Guardad pues mucho vuestras almas: pues ninguna figura visteis el día que Jehová habló con vosotros de en medio del fuego:

Referencia cruzada

Deuteronomio 4:9 repite el mismo llamado a la vigilancia diligente: recuerda lo que viste y enséñalo, mientras que 4:15 advierte contra la idolatría por no ver forma.

Deuteronomio 4:12 describe el mismo evento: oyeron palabras pero no vieron forma, reforzando la advertencia contra hacer ídolos.

Deuteronomio 4:23 aplica directamente la advertencia: porque no viste ninguna forma, no hagas imagen tallada, un mandato específico del mismo contexto.

Deuteronomio 5:8 repite la misma prohibición contra imágenes talladas, reforzando la advertencia en Deuteronomio 4:15.

Hebreos 1:3 Contraste

Hebreos 1:3 describe a Cristo como la huella exacta de la naturaleza de Dios, un contraste directo con la 'ninguna forma' vista en Horeb.

2 Corintios 4:4-6 revela la gloria de Dios vista ahora en el rostro de Cristo, contrastando con la 'ninguna forma' en Sinaí.

Josué 23:11 usa la misma frase 'guardaos mucho' — aquí dirigida a amar a Dios, reflejando la vigilancia personal ordenada en Deuteronomio 4:15.

1 Crónicas 28:10 dice 'mira' — un paralelo verbal directo con 'guardaos mucho' de Deuteronomio 4:15, aplicado a la construcción del templo.

Proverbios 4:23 ordena guardar el corazón con toda vigilancia, en estrecho paralelo con el cuidado de ustedes mismos en Deuteronomio 4:15.

2 Reyes 17:12 Contexto histórico

En 2 Reyes 17:12, Israel sirve a ídolos a pesar del mandato explícito de Dios, exactamente lo que este versículo advierte.

En Romanos 1:23, Pablo describe cambiar la gloria de Dios por imágenes, la misma idolatría contra la que advierte Deuteronomio 4:15.

Isaías 40:25 Tema relacionado

En Isaías 40:25, la incomparabilidad de Dios refuerza que ninguna imagen puede representarlo, ya que Israel no vio forma en Horeb.

Éxodo 20:4 es el segundo mandamiento que prohíbe imágenes talladas, la misma ley que Deuteronomio 4:15 advierte obedecer.

Números 12:8 Contraste

Números 12:8 dice que Moisés contempla la forma de Jehová, contrastando con el pueblo en Horeb que no vio ninguna forma.

Éxodo 32:1 Contexto histórico

Éxodo 32:1 registra el becerro de oro, el mismo pecado contra el que advierte Deuteronomio 4:15, mostrando la consecuencia.

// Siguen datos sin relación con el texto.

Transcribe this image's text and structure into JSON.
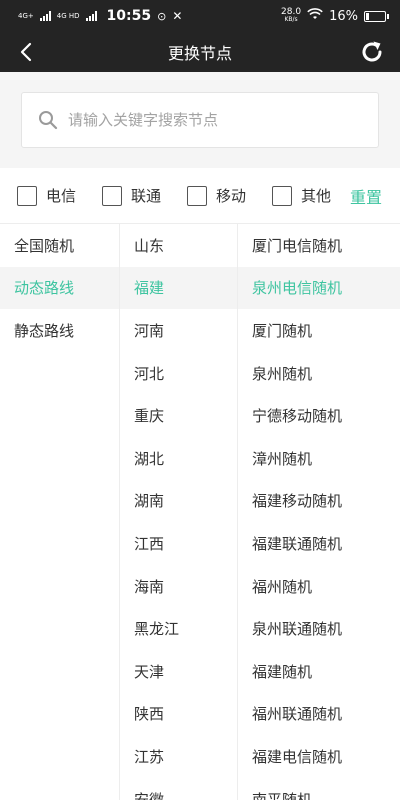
{
  "status_bar": {
    "net1": "4G+",
    "net2": "4G HD",
    "time": "10:55",
    "speed_value": "28.0",
    "speed_unit": "KB/s",
    "battery": "16%"
  },
  "header": {
    "title": "更换节点"
  },
  "search": {
    "placeholder": "请输入关键字搜索节点"
  },
  "filters": [
    {
      "label": "电信"
    },
    {
      "label": "联通"
    },
    {
      "label": "移动"
    },
    {
      "label": "其他"
    }
  ],
  "reset_label": "重置",
  "accent_color": "#3ec4a0",
  "categories": [
    {
      "label": "全国随机"
    },
    {
      "label": "动态路线"
    },
    {
      "label": "静态路线"
    }
  ],
  "selected_category": 1,
  "provinces": [
    {
      "label": "山东"
    },
    {
      "label": "福建"
    },
    {
      "label": "河南"
    },
    {
      "label": "河北"
    },
    {
      "label": "重庆"
    },
    {
      "label": "湖北"
    },
    {
      "label": "湖南"
    },
    {
      "label": "江西"
    },
    {
      "label": "海南"
    },
    {
      "label": "黑龙江"
    },
    {
      "label": "天津"
    },
    {
      "label": "陕西"
    },
    {
      "label": "江苏"
    },
    {
      "label": "安徽"
    }
  ],
  "selected_province": 1,
  "nodes": [
    {
      "label": "厦门电信随机"
    },
    {
      "label": "泉州电信随机"
    },
    {
      "label": "厦门随机"
    },
    {
      "label": "泉州随机"
    },
    {
      "label": "宁德移动随机"
    },
    {
      "label": "漳州随机"
    },
    {
      "label": "福建移动随机"
    },
    {
      "label": "福建联通随机"
    },
    {
      "label": "福州随机"
    },
    {
      "label": "泉州联通随机"
    },
    {
      "label": "福建随机"
    },
    {
      "label": "福州联通随机"
    },
    {
      "label": "福建电信随机"
    },
    {
      "label": "南平随机"
    }
  ],
  "selected_node": 1
}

Isaías 40:18 pregunta quién puede comparar a Dios con una imagen, haciendo eco de la misma prohibición basada en no ver forma.

Salmos 119:9 muestra cómo mantenerse puro: guardándose según la palabra de Dios, haciendo eco de la cuidadosa vigilancia en Deuteronomio 4:15.

Éxodo 23:13 advierte contra mencionar siquiera a otros dioses, una prohibición relacionada que profundiza el llamado a evitar la idolatría.